I commonly spend several hours per day on Amazon (ahem, cough, cough!). The site is constantly changing, and there is always something new to discover. But I have acquired a decent familiarity with Amazon through all of my countless (and they shall remain that way) hours of clicking around the site. From this standpoint, I would say that the first 3 chapters of "Amazon Hacks" don't provide any understanding of the Search, Community features, or Account information that someone who has been around a while would not already have. In fact, the book's information on Amazon Community features isn't comprehensive.
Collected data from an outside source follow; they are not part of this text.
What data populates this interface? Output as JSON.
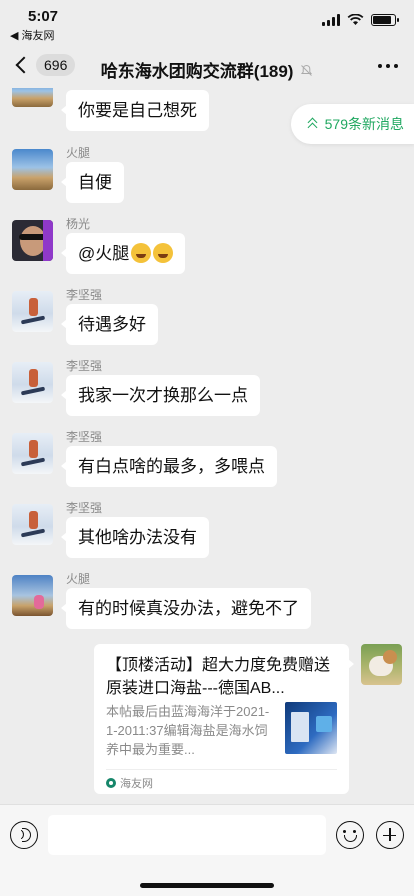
{
  "status_bar": {
    "time": "5:07",
    "back_app": "◀ 海友网",
    "battery_level": 0.85
  },
  "nav": {
    "back_count": "696",
    "title": "哈东海水团购交流群(189)",
    "mute_icon": "mute-bell-icon",
    "more_icon": "more-dots-icon"
  },
  "new_messages": {
    "label": "579条新消息",
    "icon": "double-chevron-up-icon",
    "color": "#21a861"
  },
  "messages": [
    {
      "sender": "",
      "text": "你要是自己想死",
      "avatar": "sunset-field"
    },
    {
      "sender": "火腿",
      "text": "自便",
      "avatar": "sunset-field"
    },
    {
      "sender": "杨光",
      "text": "@火腿",
      "emojis": [
        "laugh-cry-emoji",
        "laugh-cry-emoji"
      ],
      "avatar": "sunglasses-face"
    },
    {
      "sender": "李坚强",
      "text": "待遇多好",
      "avatar": "snowboarder"
    },
    {
      "sender": "李坚强",
      "text": "我家一次才换那么一点",
      "avatar": "snowboarder"
    },
    {
      "sender": "李坚强",
      "text": "有白点啥的最多，多喂点",
      "avatar": "snowboarder"
    },
    {
      "sender": "李坚强",
      "text": "其他啥办法没有",
      "avatar": "snowboarder"
    },
    {
      "sender": "火腿",
      "text": "有的时候真没办法，避免不了",
      "avatar": "sunset-field"
    }
  ],
  "link_card": {
    "title": "【顶楼活动】超大力度免费赠送原装进口海盐---德国AB...",
    "description": "本帖最后由蓝海海洋于2021-1-2011:37编辑海盐是海水饲养中最为重要...",
    "source": "海友网"
  },
  "input_bar": {
    "placeholder": "",
    "voice_icon": "voice-icon",
    "emoji_icon": "emoji-icon",
    "plus_icon": "plus-icon"
  },
  "colors": {
    "background": "#ededed",
    "bubble": "#ffffff",
    "accent_green": "#21a861"
  }
}
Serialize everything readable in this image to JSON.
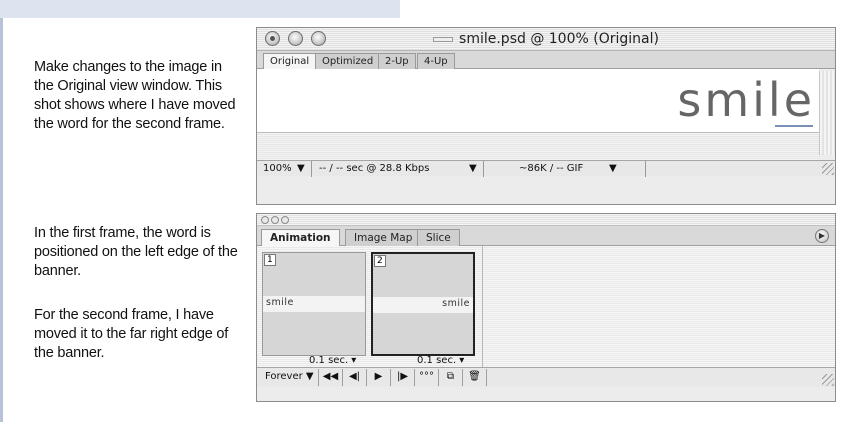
{
  "captions": {
    "p1": "Make changes to the image in the Original view window. This shot shows where I have moved the word for the second frame.",
    "p2": "In the first frame, the word is positioned on the left edge of the banner.",
    "p3": "For the second frame, I have moved it to the far right edge of the banner."
  },
  "main_window": {
    "title": "smile.psd @ 100% (Original)",
    "tabs": [
      "Original",
      "Optimized",
      "2-Up",
      "4-Up"
    ],
    "active_tab": "Original",
    "canvas_word": "smile",
    "status": {
      "zoom": "100%",
      "download": "-- / -- sec @ 28.8 Kbps",
      "size": "~86K / -- GIF"
    }
  },
  "animation_palette": {
    "tabs": [
      "Animation",
      "Image Map",
      "Slice"
    ],
    "active_tab": "Animation",
    "frames": [
      {
        "number": "1",
        "word": "smile",
        "delay": "0.1 sec.",
        "word_position": "left"
      },
      {
        "number": "2",
        "word": "smile",
        "delay": "0.1 sec.",
        "word_position": "right",
        "selected": true
      }
    ],
    "loop": "Forever",
    "controls": [
      "first-frame-icon",
      "previous-frame-icon",
      "play-icon",
      "next-frame-icon",
      "tween-icon",
      "new-frame-icon",
      "trash-icon"
    ]
  },
  "colors": {
    "header_band": "#dde4f0",
    "left_rule": "#b7c3d8",
    "canvas_text": "#666666"
  }
}
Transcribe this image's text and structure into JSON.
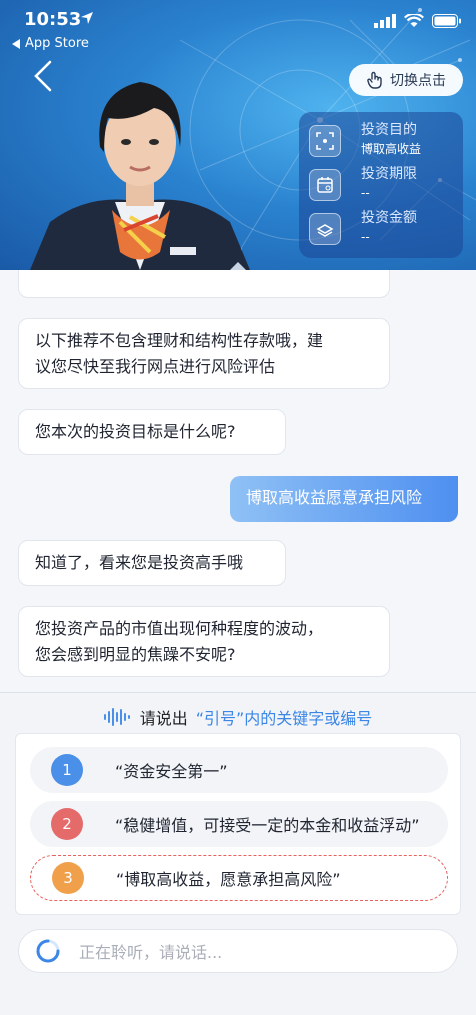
{
  "status_bar": {
    "time": "10:53",
    "back_app": "App Store"
  },
  "header": {
    "switch_label": "切换点击"
  },
  "info_panel": [
    {
      "label": "投资目的",
      "value": "博取高收益",
      "icon": "target-icon"
    },
    {
      "label": "投资期限",
      "value": "--",
      "icon": "calendar-icon"
    },
    {
      "label": "投资金额",
      "value": "--",
      "icon": "money-icon"
    }
  ],
  "chat": {
    "messages": [
      {
        "role": "assistant",
        "lines": [
          "以下推荐不包含理财和结构性存款哦，建",
          "议您尽快至我行网点进行风险评估"
        ]
      },
      {
        "role": "assistant",
        "lines": [
          "您本次的投资目标是什么呢?"
        ]
      },
      {
        "role": "user",
        "lines": [
          "博取高收益愿意承担风险"
        ]
      },
      {
        "role": "assistant",
        "lines": [
          "知道了，看来您是投资高手哦"
        ]
      },
      {
        "role": "assistant",
        "lines": [
          "您投资产品的市值出现何种程度的波动，",
          "您会感到明显的焦躁不安呢?"
        ]
      }
    ]
  },
  "voice_prompt": {
    "lead": "请说出",
    "highlight": "“引号”内的关键字或编号"
  },
  "options": [
    {
      "number": "1",
      "text": "“资金安全第一”",
      "color": "#4a8fe8"
    },
    {
      "number": "2",
      "text": "“稳健增值，可接受一定的本金和收益浮动”",
      "color": "#e56a6a"
    },
    {
      "number": "3",
      "text": "“博取高收益，愿意承担高风险”",
      "color": "#f0a04a",
      "selected": true
    }
  ],
  "listening": {
    "text": "正在聆听，请说话..."
  },
  "colors": {
    "accent": "#3b86e6",
    "user_bubble_end": "#4e8ff0"
  }
}
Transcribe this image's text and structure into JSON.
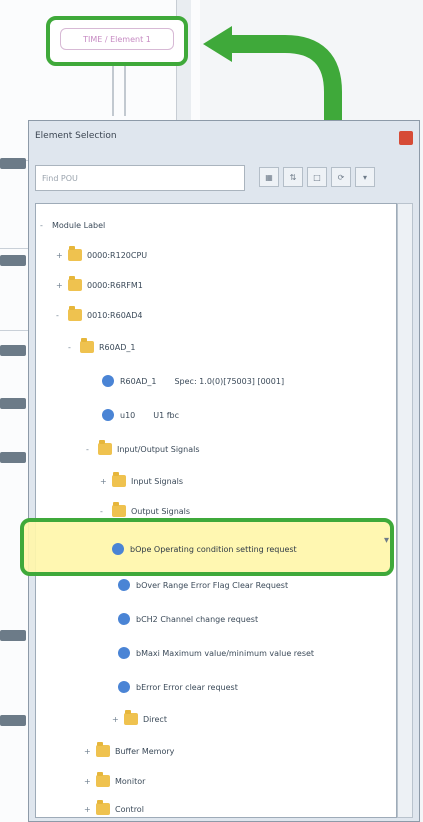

On the other hand, there are hacks for getting additional utility out of Amazon such as: configuring Internet Explorer to search Amazon from its address bar or any web page, adding an Amazon sidebar to Mozilla, prioritizing your wish list using a third-party service, sorting recommendations and items by average rating, finding a purchase circle by zip code, tracking the sales ranks of items over time, and how to perform a lot of tasks remotely.
I am not a programmer or an Amazon Associate, so I am not in the best position to judge the helpfulness of Chapters 4-6. But it looks to me like Amazon Associates who want to integrate more information from Amazon's database into their site could benefit immensely from Chapter 5. You will find how to: allow customers to purchase items or add them to Amazon wish lists through your site, do that using pop-up windows, create Amazon banner ads that include product recommendations, show Amazon search results on your site, add an Amazon Box to your site, measure and publish your Associates sales statistics, and more hacks along these lines. Chapter 6, "Amazon's Web Services", basically provides hacks that web developers can use to acquire any information from Amazon's database in machine-readable format. Amazon released their Web Services API in 2002, so they are inviting developers to build applications using the Amazon platform. You will need a developer's token, which you get by opening an Associate's account, then screen-scrape to your heart's content!
Rating: 5 out of 5
Turning an Amazonian-sized Store Inside out
This book joins the O'Reilly Hacks series, a worthy series. The name Hacks in the series isn't synonymous with "bad" because a hack is also known as a trick or add-on for adding more power to a program or system. The tech-speak is kept minimal, which makes the hacks easy to read and reference. The series has tips for beginners, moderate users, and experts and each hack is represented by thermometer's temperature (high for expert and low for easy) for easy reference.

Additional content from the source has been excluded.